Saxophonist Aldana’s historic win was a big new step in her blossoming career. She recently performed at the Umbria Winter Jazz Festival in Orvieto, Italy, and for the New York City jazz scene, including the Winterjazz Festival at Le Poisson Rouge, and at Lincoln Center for the NEA Jazz Masters event. She then will travel to her native Chile to perform at the Providencia Jazz Festival before returning to New York and gigs at the Tribeca Performing Arts Center. Just before her arrival in Arizona, she will perform a duo concert with piano great Kevin Hays (Sonny Rollins, Joe Henderson and many others) at the Jazz Gallery.
Singer Morgan was born in New York City to a Filipina mother and an Irish father. Melissa started playing piano at age 4, winning awards for her skills as a pianist and vocalist by the time she was in high school. She pursued classical voice lessons at age 14 and discovered jazz at 16 by accident after she bought recordings by Billie Holiday and John Coltrane because she heard someone talking about them. The statuesque Morgan (5 feet-9 inches) earned a bachelor’s degree in jazz vocal performance at SUNY Purchase Conservatory of Music in New York, and has performed at many of New York’s top jazz rooms and musical festivals around the U.S. She cites her main influences as Dinah Washington, Etta Jones, Joe Williams and Nancy Wilson. Morgan calls jazz “story-telling music with lots of spirit,” adding “For my goal in delivering music, I’m not trying to reach your head, I’m trying to reach your heart.”
This unusual musical event was started in 1978 by Don Z. Miller, 81, and his late wife, Sue, longtime residents of Paradise Valley. “The party is staged as organized jam sessions of 30- and 45-minutes sets of changing combinations for the 19 national and regional jazz musicians,” Miller said.

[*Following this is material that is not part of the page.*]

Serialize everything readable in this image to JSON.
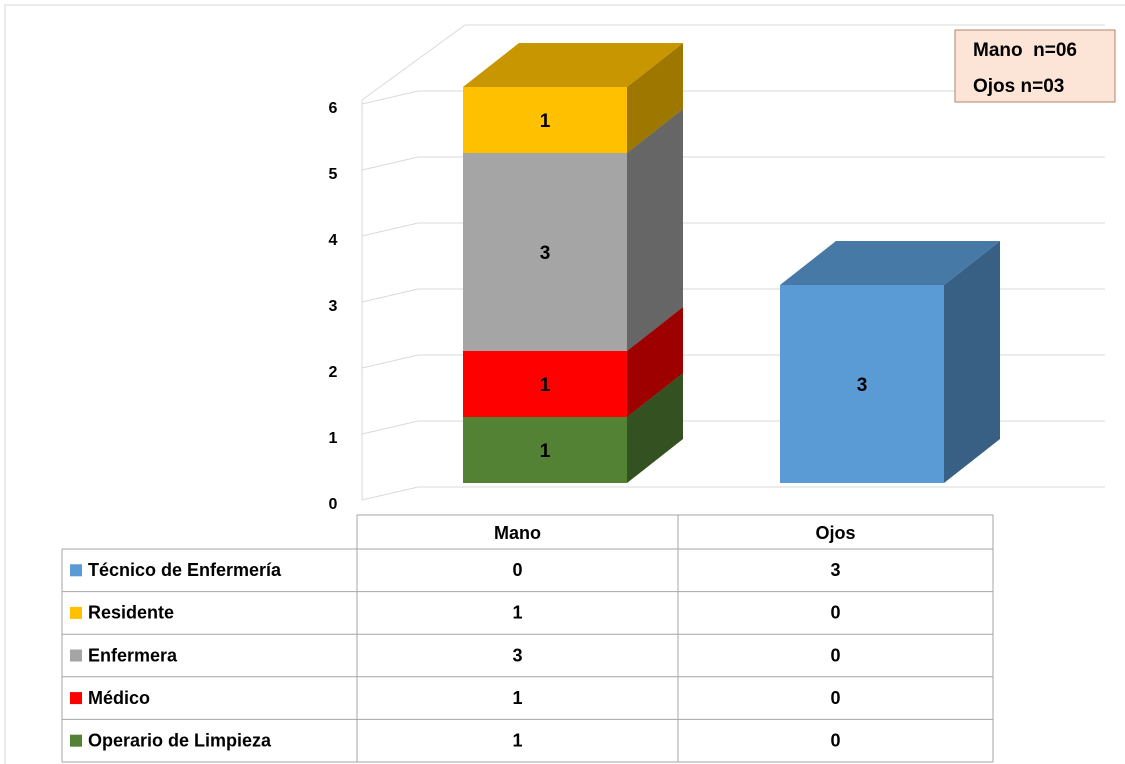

During the past 36 years, these events have featured hundreds of the most legendary jazz artists in the world, and this year is no exception. The roster will feature trumpeters Claudio Roditi and Lou Soloff; guitarist Bruce Forman; trombonist Wycliffe Gordon; saxophonists Aldana, Bill Easley and Jerry Donato (Phoenix); vocalist Morgan; pianists Roger Kellaway, Bill Cunliffe and Arizona’s Armand Boatman and Michael Kocour; bassists Nicki Parrott, Rodney Whitaker and Tom Wakeling; and drummers Herlin Riley, Jacob Eary (Phoenix), Pete Swan (Tucson) and global concert and recording star Lewis Nash, a Phoenix native now based in New York.
Seating will be from 6:30 to 11 p.m. Saturday, March 22, and 1 to 6 p.m. Sunday, March 23, at reserved cocktail tables in the Sonoran Ballroom of the Scottsdale Hilton Resort, 6333 N. Scottsdale Road, Scottsdale 85250. Reserved admission is $100 for both days, or $55 for each of the two sessions. For more information and hotel reservations, go to paradisevalleyjazz.com or call 480-948-7993.

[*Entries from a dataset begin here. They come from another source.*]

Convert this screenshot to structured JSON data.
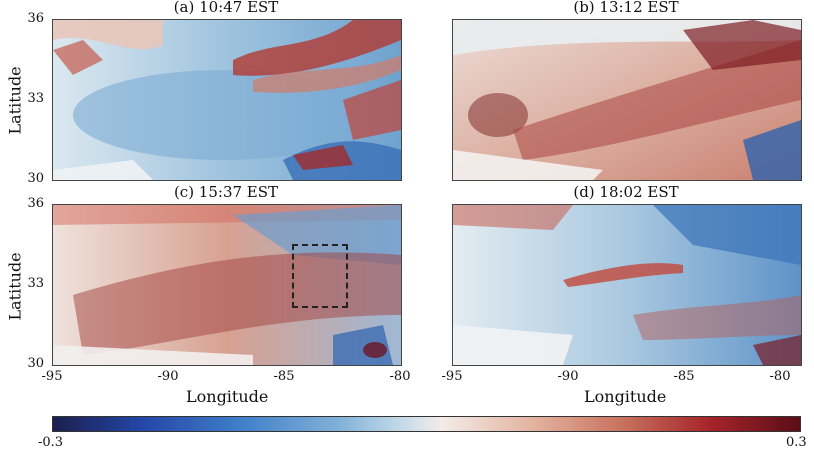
{
  "panels": [
    {
      "title": "(a) 10:47 EST"
    },
    {
      "title": "(b) 13:12 EST"
    },
    {
      "title": "(c) 15:37 EST"
    },
    {
      "title": "(d) 18:02 EST"
    }
  ],
  "axes": {
    "ylabel": "Latitude",
    "xlabel": "Longitude",
    "yticks": [
      "36",
      "33",
      "30"
    ],
    "xticks": [
      "-95",
      "-90",
      "-85",
      "-80"
    ]
  },
  "colorbar": {
    "min_label": "-0.3",
    "max_label": "0.3",
    "colors": [
      "#1a1f4e",
      "#2546a8",
      "#3f7fc8",
      "#7fb0d8",
      "#cfe0ea",
      "#f2ece8",
      "#e4b4a2",
      "#c8735e",
      "#a5242a",
      "#5a0d18"
    ]
  }
}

The Paradise Valley Jazz Party is an incomparable opportunity to hear great improvised jazz by “the best in the biz.” And unlike in concert settings, the party offers friendly access to talk with musicians between sets, with no expensive VIP or backstage passes required.

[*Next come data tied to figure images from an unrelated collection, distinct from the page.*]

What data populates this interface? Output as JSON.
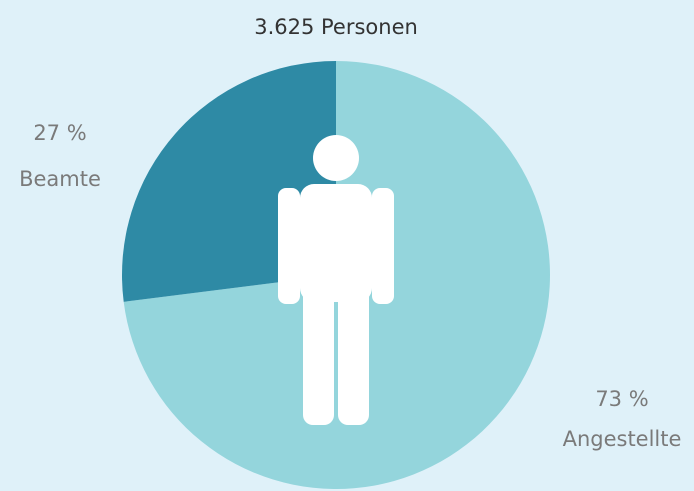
{
  "chart_data": {
    "type": "pie",
    "title": "3.625 Personen",
    "categories": [
      "Angestellte",
      "Beamte"
    ],
    "values": [
      73,
      27
    ],
    "value_labels": [
      "73 %",
      "27 %"
    ],
    "colors": [
      "#94d5dc",
      "#2e8aa5"
    ]
  }
}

Miller was selected as a “Jazz Hero” in 2011 by the international Jazz Journalists Association for being Arizona’s impresario of jazz. As founder and president of Concerts and Music Productions Inc. of Paradise Valley, he organized and led tours to jazz festivals in Europe, as well as producing several Festivals de Jazz in Puerto Peñasco, Sonora, Mexico. He’s the author of two non-fiction books and a publisher of music-instruction books, and was named "Arizona's First Citizen of Jazz" by Arizona Gov. Bruce Babbitt, also named "Promotor Turistico" by the State of Sonora Tourism Department in Sonora, Mexico. He is one of the nine co-founders of Jazz in Arizona Inc., its past president, longtime board member and event-producer, including several Phoenix and Scottsdale Jazz Festivals.